The billionaires got 40,000,000,000,000 dollars richer in the last decade on this planet.
Yes, the bosses get to choose the wage. But let's not pretend there is some "invisible hand guiding the wage market".
The only hand guiding the wage market is the hand pushing down on the working class. All the theoretical metrics and talk about minimum wage is moot.
Why did those 40,000,000,000s become centralized into the hands of a few hundred people? Why should 6billion people NOT have had a portion of THAT particular growth. Yes their wages increased too but their wages didn't increase by 40trillion.
We CANNOT pretend that the 40trillion dollars that billionaires NOW have access to is because of their business acumen. IT has EVERYTHING to do with appropriate wages being withheld from workers. IT has to do with stock buybacks being used to enrich the ALREADY rich and not being given to workers.
Here's the conundrum, not all businesses (or billionaires) shared equally in those gains.

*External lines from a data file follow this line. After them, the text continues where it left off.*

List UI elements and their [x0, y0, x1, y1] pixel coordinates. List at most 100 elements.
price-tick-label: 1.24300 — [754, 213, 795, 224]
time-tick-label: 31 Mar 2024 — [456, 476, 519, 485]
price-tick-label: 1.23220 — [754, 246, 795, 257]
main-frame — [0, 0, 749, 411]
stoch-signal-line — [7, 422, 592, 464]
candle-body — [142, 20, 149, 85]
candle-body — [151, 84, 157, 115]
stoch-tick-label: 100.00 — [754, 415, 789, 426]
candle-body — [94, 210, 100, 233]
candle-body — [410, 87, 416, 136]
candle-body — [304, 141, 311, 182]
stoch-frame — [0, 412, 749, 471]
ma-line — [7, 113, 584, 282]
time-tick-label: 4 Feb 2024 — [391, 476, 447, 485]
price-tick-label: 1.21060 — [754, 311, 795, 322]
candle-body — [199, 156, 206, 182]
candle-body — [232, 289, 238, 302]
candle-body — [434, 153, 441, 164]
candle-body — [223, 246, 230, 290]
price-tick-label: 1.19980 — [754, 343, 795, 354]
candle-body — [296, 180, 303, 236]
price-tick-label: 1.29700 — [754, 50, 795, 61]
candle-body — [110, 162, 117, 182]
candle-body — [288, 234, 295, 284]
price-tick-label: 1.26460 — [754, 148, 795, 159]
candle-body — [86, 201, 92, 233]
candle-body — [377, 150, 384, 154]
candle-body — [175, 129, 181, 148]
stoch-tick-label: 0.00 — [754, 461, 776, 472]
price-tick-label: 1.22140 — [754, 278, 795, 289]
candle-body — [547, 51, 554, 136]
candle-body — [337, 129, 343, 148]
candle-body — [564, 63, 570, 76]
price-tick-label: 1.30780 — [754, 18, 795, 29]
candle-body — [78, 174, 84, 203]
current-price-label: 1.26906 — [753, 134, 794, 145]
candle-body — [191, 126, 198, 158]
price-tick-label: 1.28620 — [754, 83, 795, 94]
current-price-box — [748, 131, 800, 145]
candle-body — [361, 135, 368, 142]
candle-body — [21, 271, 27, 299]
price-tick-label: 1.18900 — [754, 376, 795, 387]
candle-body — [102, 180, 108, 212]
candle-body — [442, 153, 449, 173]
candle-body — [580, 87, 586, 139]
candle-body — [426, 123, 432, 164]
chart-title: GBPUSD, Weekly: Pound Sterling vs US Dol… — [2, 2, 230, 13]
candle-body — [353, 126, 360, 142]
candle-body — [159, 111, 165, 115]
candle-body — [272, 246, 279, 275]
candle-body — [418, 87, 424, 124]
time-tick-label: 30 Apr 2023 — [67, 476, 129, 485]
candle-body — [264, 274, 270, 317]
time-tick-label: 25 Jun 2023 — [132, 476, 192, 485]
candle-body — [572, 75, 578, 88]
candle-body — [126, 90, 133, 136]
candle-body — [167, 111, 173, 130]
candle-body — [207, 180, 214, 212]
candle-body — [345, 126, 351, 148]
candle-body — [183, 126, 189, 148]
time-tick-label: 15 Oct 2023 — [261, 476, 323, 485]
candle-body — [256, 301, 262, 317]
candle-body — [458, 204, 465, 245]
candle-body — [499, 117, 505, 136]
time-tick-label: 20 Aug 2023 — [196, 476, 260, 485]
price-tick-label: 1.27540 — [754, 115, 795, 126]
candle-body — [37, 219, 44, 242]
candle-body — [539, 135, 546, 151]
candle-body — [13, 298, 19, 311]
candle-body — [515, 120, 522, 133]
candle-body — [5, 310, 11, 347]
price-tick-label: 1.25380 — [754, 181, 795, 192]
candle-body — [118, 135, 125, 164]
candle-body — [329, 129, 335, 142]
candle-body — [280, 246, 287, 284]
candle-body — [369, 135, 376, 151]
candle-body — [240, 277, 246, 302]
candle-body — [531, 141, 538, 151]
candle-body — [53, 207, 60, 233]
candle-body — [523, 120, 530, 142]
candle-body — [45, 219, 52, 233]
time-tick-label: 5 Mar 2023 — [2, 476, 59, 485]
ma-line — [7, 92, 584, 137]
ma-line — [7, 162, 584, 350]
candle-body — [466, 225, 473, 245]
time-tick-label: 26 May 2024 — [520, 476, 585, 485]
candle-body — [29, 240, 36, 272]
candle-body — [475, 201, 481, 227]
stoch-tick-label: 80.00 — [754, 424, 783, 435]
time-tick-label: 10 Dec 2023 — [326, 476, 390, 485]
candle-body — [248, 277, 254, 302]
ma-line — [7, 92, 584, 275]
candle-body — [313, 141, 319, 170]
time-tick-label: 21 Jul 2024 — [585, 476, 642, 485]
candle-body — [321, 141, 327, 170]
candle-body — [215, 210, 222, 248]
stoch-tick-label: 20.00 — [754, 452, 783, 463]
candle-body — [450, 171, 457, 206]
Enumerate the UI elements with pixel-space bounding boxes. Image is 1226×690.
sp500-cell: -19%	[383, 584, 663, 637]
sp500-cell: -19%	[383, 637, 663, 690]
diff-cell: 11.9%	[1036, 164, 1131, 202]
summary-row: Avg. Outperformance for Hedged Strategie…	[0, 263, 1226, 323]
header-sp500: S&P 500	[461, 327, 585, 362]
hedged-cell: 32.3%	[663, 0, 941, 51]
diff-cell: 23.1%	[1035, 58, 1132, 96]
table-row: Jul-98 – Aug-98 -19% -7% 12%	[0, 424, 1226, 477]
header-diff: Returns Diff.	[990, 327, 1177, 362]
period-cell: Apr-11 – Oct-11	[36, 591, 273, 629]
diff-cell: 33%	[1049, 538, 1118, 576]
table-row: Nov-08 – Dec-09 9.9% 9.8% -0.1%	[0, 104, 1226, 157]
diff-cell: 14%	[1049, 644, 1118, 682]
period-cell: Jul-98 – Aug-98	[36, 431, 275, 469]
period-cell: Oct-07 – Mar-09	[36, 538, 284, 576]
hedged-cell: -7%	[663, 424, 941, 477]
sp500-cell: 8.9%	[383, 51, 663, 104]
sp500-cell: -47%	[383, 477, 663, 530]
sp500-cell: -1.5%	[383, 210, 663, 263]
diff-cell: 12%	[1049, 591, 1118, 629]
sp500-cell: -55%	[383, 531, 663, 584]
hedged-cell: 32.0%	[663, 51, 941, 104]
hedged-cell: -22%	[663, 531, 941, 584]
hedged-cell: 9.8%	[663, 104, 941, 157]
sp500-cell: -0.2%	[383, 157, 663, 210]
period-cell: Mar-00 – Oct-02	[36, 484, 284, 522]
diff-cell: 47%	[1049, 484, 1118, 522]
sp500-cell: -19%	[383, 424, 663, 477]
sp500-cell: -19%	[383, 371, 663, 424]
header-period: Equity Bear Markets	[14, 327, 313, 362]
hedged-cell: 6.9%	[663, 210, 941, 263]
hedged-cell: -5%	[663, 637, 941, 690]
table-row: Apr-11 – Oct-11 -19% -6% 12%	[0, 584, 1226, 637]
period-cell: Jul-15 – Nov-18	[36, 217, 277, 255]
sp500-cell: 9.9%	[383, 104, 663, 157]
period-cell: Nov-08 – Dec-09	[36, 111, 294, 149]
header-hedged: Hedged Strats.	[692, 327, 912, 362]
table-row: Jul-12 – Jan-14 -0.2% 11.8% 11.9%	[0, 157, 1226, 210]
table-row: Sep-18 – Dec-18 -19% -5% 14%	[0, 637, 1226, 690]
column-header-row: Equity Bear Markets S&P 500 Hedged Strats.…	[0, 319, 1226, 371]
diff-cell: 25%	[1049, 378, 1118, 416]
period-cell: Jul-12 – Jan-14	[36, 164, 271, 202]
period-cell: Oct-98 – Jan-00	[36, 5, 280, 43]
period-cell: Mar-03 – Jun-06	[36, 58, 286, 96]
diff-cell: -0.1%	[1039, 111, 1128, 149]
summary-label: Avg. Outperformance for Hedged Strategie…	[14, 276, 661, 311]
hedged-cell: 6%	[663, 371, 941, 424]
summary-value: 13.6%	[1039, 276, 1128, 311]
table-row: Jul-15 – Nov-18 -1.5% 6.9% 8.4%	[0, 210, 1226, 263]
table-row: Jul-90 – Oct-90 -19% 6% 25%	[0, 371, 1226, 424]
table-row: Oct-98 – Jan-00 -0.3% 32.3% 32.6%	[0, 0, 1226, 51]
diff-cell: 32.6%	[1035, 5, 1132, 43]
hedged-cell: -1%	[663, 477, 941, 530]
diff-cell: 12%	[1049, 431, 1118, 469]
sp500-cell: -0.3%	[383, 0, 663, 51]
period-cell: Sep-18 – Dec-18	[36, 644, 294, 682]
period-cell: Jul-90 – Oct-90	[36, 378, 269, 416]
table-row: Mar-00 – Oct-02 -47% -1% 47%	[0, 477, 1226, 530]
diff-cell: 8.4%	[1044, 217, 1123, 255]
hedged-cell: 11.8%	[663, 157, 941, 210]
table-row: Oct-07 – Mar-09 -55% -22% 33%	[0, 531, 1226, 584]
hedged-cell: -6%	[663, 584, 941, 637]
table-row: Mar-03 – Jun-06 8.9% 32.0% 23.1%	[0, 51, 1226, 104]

Some businesses may have seen a windfall of cash, others may have lost a bit, others may have had a flatline year.
That's where it gets tricky...
Let's say "MachineCorp" has a rich CEO, and saw record profits, is paying their warehouse workers $17/hour, and the CEO padded his pocket and that of the executive team with the gains.
"Machines-USA" also has a rich CEO, but had a flatline year, is forecasting some losses in the upcoming year, and also pays their warehouse workers $17/hour.
Just because "MachineCorp" is in a financial situation to raise all of their workers from $17 up to $25 and could easily sustain it, "Machines-USA" isn't in that situation.
Here's where the tough options come in.
1) You could mandate a minimum wage increase of $25/hour for all warehouse workers, it won't hurt MachineCorp, but Machines-USA will likely have to resort to layoffs, thereby making them less competitive, and giving MachineCorp even more power.
2) You could try to target it to a company-level where the former has to give their employees a raise, but the latter is allowed to maintain the status quo, but that would also make people want to jump ship and go to MachineCorp, again... giving them more power.
Realistically speaking, we can't tailor national wage policy to what Amazon, Walmart, and McDonald's could afford to pay their employees if a figurative gun was to their heads.
Because if you mandate a wage that only Amazon, Walmart, and McDonald's could "technically afford to pay their employees", in 10 years, those will be the only 3 companies left.
Walmart and Amazon could afford to pay all their retail associates and warehouse workers $25/hour and still likely enjoy some decent profits. "Sal's Hardware" or "Joe's Country Grocery Market" can not...
Even within our current structure/system, we see small and medium sized businesses having to fold and having their market share gobbled up by the big players. Wage policy that mandates hourly rates that only the big players can afford to pay (while well-intentioned) only serves to accelerate that process.
In short, if you don't want the only store to be Walmart, and you don't want to have to work at Walmart 5-10 years from now, it's probably best not to write a rulebook that only Walmart can financially afford to abide by.